Project Detail: Elsewhere

Contest:

Swiss Storytelling Photo Grant 9th



Brand:

LuganoPhotoDays



Author:

Marco Serventi

Status:
Selected

 

Project Info

Elsewhere

A small community finds home underground in the Australian Outback

“This place is not for everyone. Some people come here and all they see is a dust bowl, others find a home. It also depends on how alone you can be, how much silence you can handle”.

White Cliffs is a tiny community nestled in the heart of the Australian Outback, 1000km inland from Sydney and a three-hour drive from the nearest town. Here, because of the extreme summer temperatures and the scarcity of building materials, most of the 200 residents live underground, in caves dug in the hillside. Many of these dugouts are old abandoned opal mines, sometimes expanded and converted to make them habitable.
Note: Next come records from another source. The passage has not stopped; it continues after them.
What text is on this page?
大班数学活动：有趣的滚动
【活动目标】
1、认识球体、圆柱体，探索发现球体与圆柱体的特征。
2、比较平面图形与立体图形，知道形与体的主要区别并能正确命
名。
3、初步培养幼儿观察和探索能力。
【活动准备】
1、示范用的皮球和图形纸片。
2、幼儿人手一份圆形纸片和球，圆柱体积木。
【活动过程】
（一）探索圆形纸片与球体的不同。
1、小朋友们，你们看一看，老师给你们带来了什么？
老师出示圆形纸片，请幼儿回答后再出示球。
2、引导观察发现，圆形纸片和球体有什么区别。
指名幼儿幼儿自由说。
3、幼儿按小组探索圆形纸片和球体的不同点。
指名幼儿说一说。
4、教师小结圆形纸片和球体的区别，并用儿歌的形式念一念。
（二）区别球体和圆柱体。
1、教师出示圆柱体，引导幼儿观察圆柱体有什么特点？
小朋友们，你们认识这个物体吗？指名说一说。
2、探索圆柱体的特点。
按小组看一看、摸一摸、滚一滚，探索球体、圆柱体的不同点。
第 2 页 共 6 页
In a place to all appearances unsuitable for human habitation, this small group of people found a home. When questioned about their decision to live in White Cliffs, many mention the slow and tranquil pace of life, the sense of freedom or the lower cost of living. But this lifestyle also comes with harduous demands: carving your house in the rock, travelling 600km for groceries, learning to live in harmony with the rhythm of the desert and embracing the cycles of nature, including droughts, floods and 45 degrees heat.

The existence of this community serves as a reminder that - despite the global trend towards globalization - alternative ways of living are possible, and serves as a testament to human resilience, the power of adaptation, and the capacity to find beauty and meaning in one of the most remote corners of the Earth.

The series ‘Elsewhere’ explores how locals experience their symbiotic relationship with the land, cultivate a sense of self-identity, and find a sense of belonging and purpose amidst solitude and isolation.